The trade dispute has raised pressure on China's financial companies to increase their overseas presence and be a conduit for dollar funding to the country's manufacturers, analysts have said. Meanwhile, China's decision to internationalise its financial sector and press on with the opening despite tensions offers firms like Universal Asset the hope of a positive reception in the US.
A representative for Universal Asset declined to comment on the potential impact of trade frictions on its US application, citing the sensitivity of the matter.
The chances of a comprehensive trade deal appear remote at next week's G-20 summit, according to Tom Orlik, chief economist for Bloomberg Economics. Obstacles to expand into the US will probably only increase if negotiations between the world's largest economies are protracted, said Shi Wenbien, a Shanghai-based analyst at Yuanta Securities Co.

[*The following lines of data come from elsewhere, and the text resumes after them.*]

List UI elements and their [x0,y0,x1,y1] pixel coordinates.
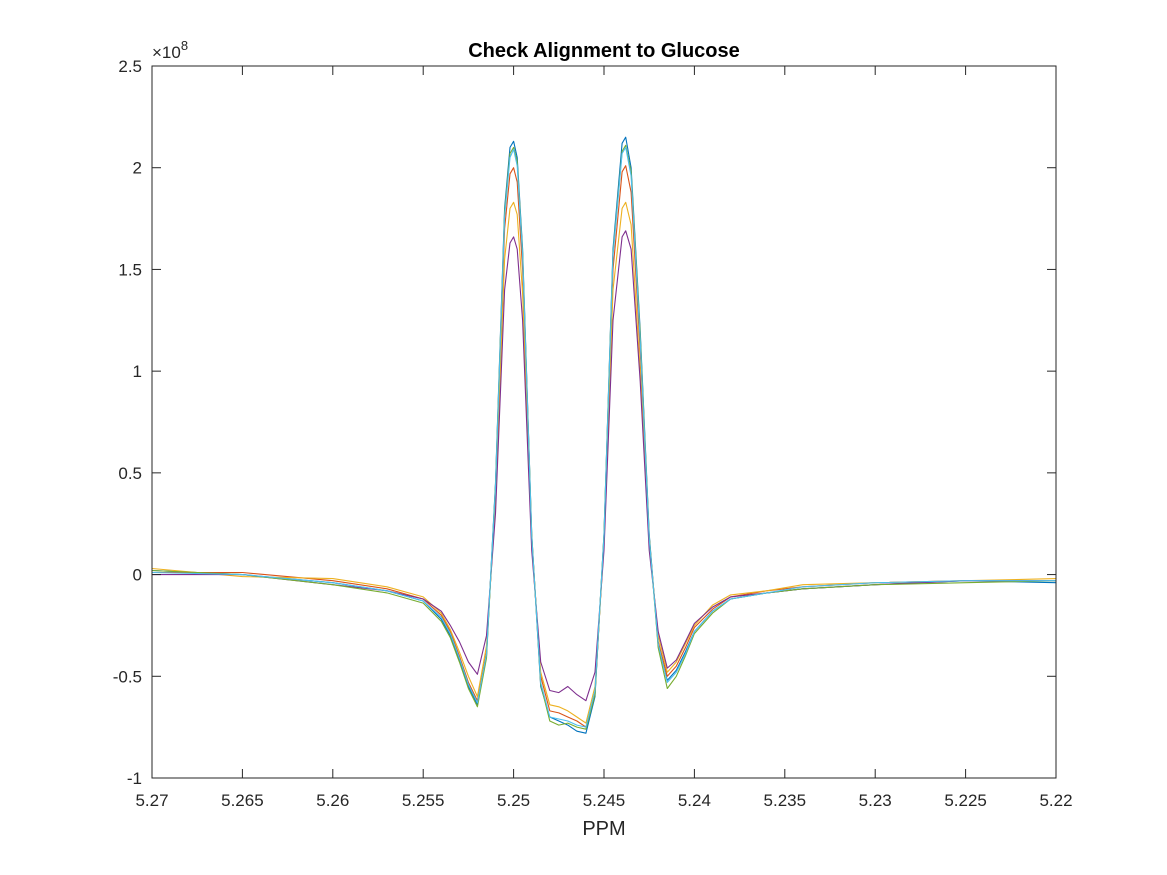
y-tick-label-2: 0 [133,566,142,585]
x-tick-label-8: 5.23 [859,791,892,810]
x-tick-label-1: 5.265 [221,791,264,810]
series-line-5 [151,144,1057,730]
y-axis-exponent-power: 8 [181,38,188,53]
x-tick-label-2: 5.26 [316,791,349,810]
y-axis-exponent-base: ×10 [152,43,181,62]
x-tick-label-9: 5.225 [944,791,987,810]
x-tick-label-4: 5.25 [497,791,530,810]
y-axis-ticks: -1 -0.5 0 0.5 1 1.5 2 2.5 [113,57,1056,788]
series-layer [151,136,1057,734]
series-line-2 [152,165,1056,728]
y-axis-exponent: ×108 [152,38,188,62]
series-line-3 [151,201,1057,724]
plot-area-background [152,66,1056,778]
x-axis-label: PPM [582,818,625,840]
x-tick-label-3: 5.255 [402,791,445,810]
y-tick-label-6: 2 [133,159,142,178]
series-line-4 [152,230,1056,702]
y-tick-label-4: 1 [133,362,142,381]
chart-title: Check Alignment to Glucose [468,40,740,62]
x-tick-label-10: 5.22 [1039,791,1072,810]
y-tick-label-0: -1 [127,769,142,788]
x-tick-label-5: 5.245 [583,791,626,810]
y-tick-label-5: 1.5 [118,260,142,279]
y-tick-label-7: 2.5 [118,57,142,76]
y-tick-label-3: 0.5 [118,464,142,483]
series-line-6 [151,146,1056,728]
y-tick-label-1: -0.5 [113,667,142,686]
x-tick-label-7: 5.235 [764,791,807,810]
x-axis-ticks: 5.27 5.265 5.26 5.255 5.25 5.245 5.24 5.235 5.23… [135,66,1073,810]
x-tick-label-0: 5.27 [135,791,168,810]
x-tick-label-6: 5.24 [678,791,711,810]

Ant Financial, Alibaba Group Holding Ltd's financial unit, failed to get a US clearance last year to buy MoneyGram International Inc. China's Finance Ministry said in late 2017 that China had urged the US to push forward an application by China International Capital Corp for a US financial licence.
"China's financial institutions must set foot in the overseas market," Mr Shi said. "China's manufacturers moved abroad and became multinational entities. It's the turn of financial firms to provide financing for them rather than keep tapping local markets for loans and bonds."
Mr Zhang says his firm understands China and can offer better long-term returns than rivals partly due to its homegrown portfolio managers. While foreign asset managers including BlackRock Inc and Vanguard Group Inc have set up onshore units to increase exposure to Chinese stocks, smaller players have limited access to China's market, which has more than US$14 trillion in assets.
Universal Asset managed about 700 billion yuan (S$137.97 billion) in assets as at March and this month was ranked seventh by assets among 142 Chinese peers tracked by online financial information platform East Money Information Co.
"We also hope that one day we ourselves will become a sizable investor in the overseas markets," Mr Zhang said.